Erst den Krieg beenden, dann reden
Unterdessen ist am Dienstag Kenias Expräsident Uhuru Kenyatta in Goma eingetroffen. Er ist von den Staatschefs der Ostafrikanischen Gemeinschaft (EAC), deren Mitglied Kongo seit April ist, zum Vermittler ernannt worden. Am Montag hatte er in Kongos Hauptstadt Kinshasa Präsident Felix Tshisekedi getroffen.
Diese Woche sollte in Kenias Hauptstadt eine große Gesprächsrunde stattfinden: zahlreiche kongolesische Milizen und Rebellengruppen sollen unter Mediation von Kenyatta mit ihrer Regierung verhandeln. Kongos Regierung weigert sich aber strikt, sich mit der M23 zusammenzusetzen. „Bis zum Abzug aus den besetzten Orten wird es keine Verhandlungen mit den Terroristen geben“, versichert Regierungssprecher Patrick Muyaya.

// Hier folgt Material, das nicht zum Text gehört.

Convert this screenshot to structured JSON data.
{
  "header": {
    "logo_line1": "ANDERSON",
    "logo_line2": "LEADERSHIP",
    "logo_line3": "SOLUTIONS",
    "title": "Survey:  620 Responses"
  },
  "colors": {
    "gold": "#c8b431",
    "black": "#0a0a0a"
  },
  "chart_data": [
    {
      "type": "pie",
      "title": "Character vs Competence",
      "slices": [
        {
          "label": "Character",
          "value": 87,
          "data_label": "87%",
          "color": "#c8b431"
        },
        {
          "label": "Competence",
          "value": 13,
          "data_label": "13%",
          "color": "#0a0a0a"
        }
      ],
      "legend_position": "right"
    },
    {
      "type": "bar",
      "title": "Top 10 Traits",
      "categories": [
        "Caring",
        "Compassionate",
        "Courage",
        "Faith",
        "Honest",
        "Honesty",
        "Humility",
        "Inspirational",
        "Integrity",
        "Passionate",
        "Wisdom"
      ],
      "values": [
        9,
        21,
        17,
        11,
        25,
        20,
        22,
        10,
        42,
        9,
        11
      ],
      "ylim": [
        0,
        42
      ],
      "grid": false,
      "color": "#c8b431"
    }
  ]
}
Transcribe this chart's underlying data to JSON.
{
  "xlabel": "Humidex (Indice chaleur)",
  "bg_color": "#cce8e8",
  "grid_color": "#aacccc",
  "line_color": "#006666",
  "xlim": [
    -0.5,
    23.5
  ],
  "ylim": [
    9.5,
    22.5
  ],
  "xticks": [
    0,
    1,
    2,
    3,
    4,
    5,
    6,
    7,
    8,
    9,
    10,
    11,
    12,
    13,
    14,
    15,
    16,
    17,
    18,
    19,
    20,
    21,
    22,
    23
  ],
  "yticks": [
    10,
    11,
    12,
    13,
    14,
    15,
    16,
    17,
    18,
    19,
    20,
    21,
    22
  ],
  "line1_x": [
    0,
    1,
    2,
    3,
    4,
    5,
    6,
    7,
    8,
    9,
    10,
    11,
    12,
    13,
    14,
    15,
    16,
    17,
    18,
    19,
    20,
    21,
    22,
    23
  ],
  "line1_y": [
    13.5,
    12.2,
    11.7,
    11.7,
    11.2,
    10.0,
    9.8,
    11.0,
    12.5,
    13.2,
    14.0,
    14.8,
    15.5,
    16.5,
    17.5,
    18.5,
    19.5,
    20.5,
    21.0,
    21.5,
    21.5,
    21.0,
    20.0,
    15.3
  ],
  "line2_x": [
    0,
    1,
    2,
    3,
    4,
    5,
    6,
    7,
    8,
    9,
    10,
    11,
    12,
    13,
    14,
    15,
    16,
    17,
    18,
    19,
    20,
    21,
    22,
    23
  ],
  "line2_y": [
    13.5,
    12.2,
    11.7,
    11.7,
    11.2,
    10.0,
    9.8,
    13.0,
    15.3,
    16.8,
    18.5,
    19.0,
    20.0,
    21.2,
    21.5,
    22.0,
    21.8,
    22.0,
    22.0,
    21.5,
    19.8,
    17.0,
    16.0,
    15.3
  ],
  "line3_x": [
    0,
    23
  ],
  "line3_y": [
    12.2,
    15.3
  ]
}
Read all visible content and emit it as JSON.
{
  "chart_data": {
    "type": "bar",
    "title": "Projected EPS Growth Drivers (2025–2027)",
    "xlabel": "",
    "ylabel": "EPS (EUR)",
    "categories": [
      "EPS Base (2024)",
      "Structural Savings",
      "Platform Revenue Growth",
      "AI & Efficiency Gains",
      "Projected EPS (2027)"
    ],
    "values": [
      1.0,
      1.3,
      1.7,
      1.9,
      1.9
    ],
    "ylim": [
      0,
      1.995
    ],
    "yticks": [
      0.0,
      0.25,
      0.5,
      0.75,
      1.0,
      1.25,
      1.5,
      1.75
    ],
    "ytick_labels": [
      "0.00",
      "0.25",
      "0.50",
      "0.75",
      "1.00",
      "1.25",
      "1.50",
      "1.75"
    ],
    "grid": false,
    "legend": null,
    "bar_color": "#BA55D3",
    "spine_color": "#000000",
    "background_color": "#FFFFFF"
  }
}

„Lasst uns den Krieg beenden und dann reden wir“, fordert Kenyatta nun die Konfliktparteien auf. „Wir können keinen Dialog führen und danach erst die Feindseligkeiten einstellen.“ Die Gespräche, die ursprünglich bereits im April geplant waren, wurden nun auf nächste Woche vertagt, auf den 21. November.
Und auch beim G20-Treffen im indonesischen Bali ist der neue Kongokrieg ein Thema. US-Außenminister Antony Blinken traf dort am Dienstag Ruandas Außenminister Vincent Biruta. UN-Ermittler haben Beweise veröffentlicht, dass Ruanda die M23 militärisch unterstützt. „Ich habe die tiefe Besorgnis der Vereinigten Staaten über die anhaltende Gewalt im Osten der Demokratischen Republik Kongo unterstrichen“, so Blinken. Er habe Ruanda aufgefordert, „aktive Schritte zur Erleichterung der Deeskalation zu unternehmen“.